Flip Phillips を聴く上での基本文脈

  • 活動期と場面:1940〜50年代のJazz at the Philharmonic(JATP)でのジャム、同時期のノーマン・グランツ(Clef/Norgran/Verve)制作の小編成スタジオ録音、さらにウッディ・ハーマン(Woody Herman)楽団時代のビッグバンドでの目立つソロなど、多様な場でプレイした点が特徴です。

  • 音楽的特徴:太く丸いテナー・トーン、スウィング感を失わない流麗なアドリブ、ブルースやストレートでわかりやすいメロディック・ライン。クラリネットも時折使用しますが、テナーでの個性が際立ちます。

  • よく共演する顔ぶれ:Buddy Rich(ds)、Oscar Peterson(p)、Ray Brown(b)など、ノーマン・グランツのセッションに集まる一流奏者との共演が多く残されています。

おすすめレコード(タイプ別・厳選)

  • 1) Jazz at the Philharmonic(JATP)関連ライブ集

    理由:Flip Phillips を「生きたジャム」で聴くならJATPが最重要。長尺のブルースやバトル形式のセッションでの熱気あるソロ・ワークは、彼の魅力をストレートに伝えます。複数の時期・会場のライブが各種コンピに収められていますので、ライブの空気感を味わいたい方はまずJATPの編集盤を探してみてください。

  • 2) ノーマン・グランツ制作の小編成スタジオ録音(Clef/Norgran/Verve期)

    理由:Oscar Peterson(p)やRay Brown(b)、Buddy Rich(ds)といった名手と組んだスタジオ録音は、ソロの構築力や音色の繊細さをよく伝えます。録音クオリティが安定しており、テナーのニュアンスをじっくり聴ける点でコレクションに最適です。

  • 3) ウッディ・ハーマン(Woody Herman)楽団でのソロ集

    理由:ビッグバンドのアンサンブルの中での存在感あるソロは、若き日のFlipのエネルギーを知るうえで重要です。ハーマン楽団時代の録音群は、ソロイストとしての彼の立ち位置とフレージングを学べます。

  • 4) 50年代のクォーテット/クインテット録音(リーダー作)

    理由:リーダーアルバムでは選曲やソロ配分、インタープレイの妙を味わえます。特に小編成では、Flipのレスポンスの速さやテーマ解釈がよくわかります。オリジナル曲や標準曲のワンテイク勝負的な即興の面白さが光ります。

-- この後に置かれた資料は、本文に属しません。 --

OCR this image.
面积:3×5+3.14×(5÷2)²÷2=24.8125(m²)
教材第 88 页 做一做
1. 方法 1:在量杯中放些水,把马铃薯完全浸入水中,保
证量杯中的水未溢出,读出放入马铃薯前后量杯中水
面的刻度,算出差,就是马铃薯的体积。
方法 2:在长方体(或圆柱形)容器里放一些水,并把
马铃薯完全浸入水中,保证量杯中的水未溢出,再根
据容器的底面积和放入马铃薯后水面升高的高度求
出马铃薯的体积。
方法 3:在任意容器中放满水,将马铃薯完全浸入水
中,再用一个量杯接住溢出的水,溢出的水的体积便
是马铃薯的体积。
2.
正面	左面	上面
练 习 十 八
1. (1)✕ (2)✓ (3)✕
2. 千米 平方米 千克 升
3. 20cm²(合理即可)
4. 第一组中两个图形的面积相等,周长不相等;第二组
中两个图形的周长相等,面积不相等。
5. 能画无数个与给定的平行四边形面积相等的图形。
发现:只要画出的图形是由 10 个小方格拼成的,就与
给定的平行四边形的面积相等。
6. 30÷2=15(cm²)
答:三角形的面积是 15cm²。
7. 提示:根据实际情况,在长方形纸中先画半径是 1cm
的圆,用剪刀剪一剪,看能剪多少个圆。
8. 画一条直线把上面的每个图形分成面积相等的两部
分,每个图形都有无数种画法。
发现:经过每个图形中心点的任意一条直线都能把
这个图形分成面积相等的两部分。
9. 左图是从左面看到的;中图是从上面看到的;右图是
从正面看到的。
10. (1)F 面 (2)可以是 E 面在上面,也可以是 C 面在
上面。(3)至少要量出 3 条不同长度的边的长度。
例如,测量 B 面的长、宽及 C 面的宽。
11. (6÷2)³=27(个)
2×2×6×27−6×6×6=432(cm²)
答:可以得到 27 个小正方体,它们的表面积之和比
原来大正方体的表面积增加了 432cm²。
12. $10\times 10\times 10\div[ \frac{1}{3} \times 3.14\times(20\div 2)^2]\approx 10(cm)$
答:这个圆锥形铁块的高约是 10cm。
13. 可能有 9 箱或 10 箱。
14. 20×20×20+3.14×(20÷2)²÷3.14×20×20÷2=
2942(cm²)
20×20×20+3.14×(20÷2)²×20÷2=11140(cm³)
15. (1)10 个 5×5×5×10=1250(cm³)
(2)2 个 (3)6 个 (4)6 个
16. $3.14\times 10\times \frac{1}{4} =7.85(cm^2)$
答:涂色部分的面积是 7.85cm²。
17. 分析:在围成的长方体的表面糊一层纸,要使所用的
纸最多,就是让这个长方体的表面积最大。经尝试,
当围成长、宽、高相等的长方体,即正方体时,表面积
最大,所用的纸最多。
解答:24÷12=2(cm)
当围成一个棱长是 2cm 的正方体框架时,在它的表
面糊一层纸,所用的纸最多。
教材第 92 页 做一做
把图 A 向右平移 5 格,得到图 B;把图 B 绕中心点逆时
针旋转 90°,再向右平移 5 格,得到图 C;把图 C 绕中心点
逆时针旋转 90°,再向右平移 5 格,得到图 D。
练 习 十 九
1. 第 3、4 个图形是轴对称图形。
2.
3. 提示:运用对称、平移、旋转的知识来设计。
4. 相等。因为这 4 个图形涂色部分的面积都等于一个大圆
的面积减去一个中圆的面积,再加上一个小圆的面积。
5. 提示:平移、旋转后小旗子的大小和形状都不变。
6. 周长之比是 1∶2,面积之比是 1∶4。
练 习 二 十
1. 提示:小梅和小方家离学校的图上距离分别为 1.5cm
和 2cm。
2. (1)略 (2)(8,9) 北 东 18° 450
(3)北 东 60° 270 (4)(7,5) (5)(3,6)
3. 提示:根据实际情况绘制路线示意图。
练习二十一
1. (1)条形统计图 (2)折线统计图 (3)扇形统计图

  • 5) コンピレーション/ボックスセット(入門・網羅向け)

    理由:初めてFlipをまとまって聴くなら、Clef/Verve期やJATP中心に編まれたベスト・コンピや「全集」的なボックスが便利。時期ごとのスタイル変化や代表的なセッションを一気に追えます。リイシュー盤やデジタル配信での再編集がされていることも多いので、音源入手性も良いです。

各レコードの「聴きどころ」ガイド

  • ライブ(JATP)で注目すべき点:テンポが速くなったときの切れ味、ブルース開放時のフレーズの繋ぎ、競演者(ギターやトランペット)との掛け合い。長尺のソロの中でのダイナミクス操作を追うと面白いです。

  • スタジオ録音で注目すべき点:フレーズの計算された配置、バッキングとの対話、音色のニュアンス(息づかいやビブラート)。ピアニスト(Oscar Peterson等)とのコンパクトな掛け合いに注目してください。

  • ビッグバンド録音で注目すべき点:アンサンブル内でのソロの組み立て方、セクションとのコントラスト、リード楽器としてのエネルギーの出し方。

  • コンピ/ボックスで注目すべき点:時期ごとの演奏スタイルの変遷(40年代のスウィング感→50年代のモダンジャズ的即興)、同じ曲を別テイクで聴き比べることで彼の即興の展開の幅が見えてきます。

おすすめの聴きかた(具体的)

  • まずはJATP系のライブで「熱量」を体感→次にClef/Verveの小編成録音で「フレーズの深度」を聴く、という順序が理解しやすいです。

  • 同じ曲の別テイク聴き比べ:即興の選択肢や発想の差がはっきりわかります。Flipは即興の“選び方”が分かりやすい奏者なので、比較が教育的です。

  • 伴奏陣に注目:Oscar PetersonやBuddy Rich、Ray Brownなどの名手とどう絡むかを追うことで、Flipの語り口がより立体的に理解できます。

入手・音源選びの実務的ヒント(簡潔に)

  • 初めてならストリーミングやCDのコンピレーションで網羅的に聴き、気に入ったセッションがあればオリジナルLPやリイシューLPを探すという流れが効率的です。

  • ジャズの古いセッションは複数の編集盤や別テイクが出回っていることが多いので、トラックリストを確認して好みの演奏が含まれている版を選んでください。

聴きどころを深掘り:Flip のプレイの特徴まとめ

  • フレーズは直線的だが感情豊か。余計な装飾をせずに“歌う”タイプのソロを選ぶことが多い。

  • ブルース志向:ブルース・フィーリングを土台にしたフレージングが多く、聴き手に直球で伝わります。

  • ダイナミクスと呼吸感の良さ:ロングトーンやフレーズ終端での呼吸の置き方に特徴があり、フレーズの説得力を高める働きをしています。

コレクター向け補足

  • 初期プレスやライブの未発表テイクなど、リイシューで新発見が出てくることがあります。ディスクログ(Discogs等)やセッション年表で比較検討すると価値が見えてきます。

  • 盤やCDの版(編集の有無、収録テイク、曲順)が異なることがあるため、コレクション時はトラックリストの照合をおすすめします。